There’s something super special about a first love. Not the first romantic love, but your first best friend, that person that comes in just a little closer to your heart than everyone else, because they get you. I wrote this entry in February of 2009:
I had a best friend when I was around age four, named Robert Baer. We were determined that we would marry (and in fact did so a few times, in ceremonies officiated by whomever was nearby). I knew everything about this kid. I knew that when I had sleepovers, I didn’t want to sleep in his bed because he was a kicker. I knew how to wind him up and how to talk him into letting me ride the plastic horse hosted up on springs first.
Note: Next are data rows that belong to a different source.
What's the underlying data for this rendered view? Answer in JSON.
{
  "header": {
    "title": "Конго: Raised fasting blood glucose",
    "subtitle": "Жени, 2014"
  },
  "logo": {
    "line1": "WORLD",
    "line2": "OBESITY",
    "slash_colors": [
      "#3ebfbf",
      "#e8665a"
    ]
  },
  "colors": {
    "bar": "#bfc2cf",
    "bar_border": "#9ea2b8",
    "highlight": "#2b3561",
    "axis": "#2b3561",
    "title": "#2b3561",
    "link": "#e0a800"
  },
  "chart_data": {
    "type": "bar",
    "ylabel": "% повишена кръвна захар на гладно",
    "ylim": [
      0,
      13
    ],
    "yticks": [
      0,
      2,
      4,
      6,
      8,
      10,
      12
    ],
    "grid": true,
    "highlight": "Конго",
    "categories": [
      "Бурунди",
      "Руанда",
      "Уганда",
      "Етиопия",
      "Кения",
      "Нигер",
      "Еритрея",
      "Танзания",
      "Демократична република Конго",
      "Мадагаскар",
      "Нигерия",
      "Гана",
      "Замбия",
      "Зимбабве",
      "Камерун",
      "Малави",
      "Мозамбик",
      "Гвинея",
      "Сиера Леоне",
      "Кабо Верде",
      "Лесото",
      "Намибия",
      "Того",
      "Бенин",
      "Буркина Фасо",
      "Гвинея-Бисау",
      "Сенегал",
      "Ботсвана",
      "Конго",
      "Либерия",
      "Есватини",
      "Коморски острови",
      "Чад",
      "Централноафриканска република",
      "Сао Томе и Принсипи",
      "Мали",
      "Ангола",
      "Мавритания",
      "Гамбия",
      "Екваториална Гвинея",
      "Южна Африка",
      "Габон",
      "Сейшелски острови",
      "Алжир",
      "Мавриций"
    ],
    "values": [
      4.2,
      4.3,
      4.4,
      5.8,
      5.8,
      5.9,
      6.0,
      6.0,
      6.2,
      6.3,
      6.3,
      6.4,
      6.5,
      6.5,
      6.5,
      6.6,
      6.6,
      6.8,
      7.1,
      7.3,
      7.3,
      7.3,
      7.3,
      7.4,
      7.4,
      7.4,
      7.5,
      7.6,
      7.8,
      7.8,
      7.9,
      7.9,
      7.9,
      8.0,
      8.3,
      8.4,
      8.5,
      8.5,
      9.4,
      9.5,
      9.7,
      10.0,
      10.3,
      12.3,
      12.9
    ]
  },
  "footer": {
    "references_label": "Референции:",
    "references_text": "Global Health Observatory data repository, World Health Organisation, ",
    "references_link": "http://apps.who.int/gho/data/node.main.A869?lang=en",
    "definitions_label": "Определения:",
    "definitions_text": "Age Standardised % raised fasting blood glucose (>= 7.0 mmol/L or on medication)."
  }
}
We knew we were bionic, his capabilities surprisingly similar to Steve Austin’s, mine to Jaime Summers; though my bionics had the additional benefit of allowing me to stick pennies to my forehead using only spit. We would steal his mother’s bottles of Prell shampoo and dump them onto the dog, and I coveted Robert’s amazing luck to be able to pee standing up, which I tried to imitate over and over (looking back I’m very sorry to his parents for those attempts, and also wonder: who carpets a bathroom?)
The way they automatically reach for each other’s hands at street corners.
The way they stop talking when I’m within earshot and say “Nothing”, in unison.
…I know they will be friends for life, even when life separates them. This kind of friendship cannot be undone.
So this is why, when I received a text from Laura, Sophia’s mother, a few days ago my heart stopped. It read:
Would you ever consider putting your eldest on a plane to St. Louis for a few days this summer?
See, Sophia and her family moved in May of 2009. All the things that need to happen to make a family move did happen to Sophia and her family. But we’ve stayed in touch with email and the occasional letter and some iChat. Roan still counts Sophia as a best friend, and looks at pictures of her regularly.
My heart stopped, because I knew it would be the greatest treat in the world for my boy to get to go visit his friend. But flying alone? And having a vacation without me or his dad? What what??
I threw the idea cautiously at Roan who said he needed to sleep on it. Flying alone seemed a little intimidating. That night, Joe, Sophia’s dad sent an email and named dropped Six Flags. And a 10-story slide. And a water park. And Roan jumped, whole-heartedly into the idea. He is now counting the days. Visiting St. Louis is the first thing he mentions to everyone when they ask about summer plans. Breakfast each morning is spent outlining exactly how excited he is to see Sophia.
And so. My eldest, who it seems was only born about 5 minutes ago and who couldn’t possibly survive 10 minutes without his mother is apparently quite self-sufficient. I’m so proud of him for being this kind of kid – but it also kills me a little that he’s this kind of kid. Fortunately, this family of Sophia’s is more family than friend to all of us Nelson Calls over here. And I do not fear at all for my boy while he’s gone. I fear a little for his father and myself. But we’ll try to be ok. How could I say no to reuniting these two?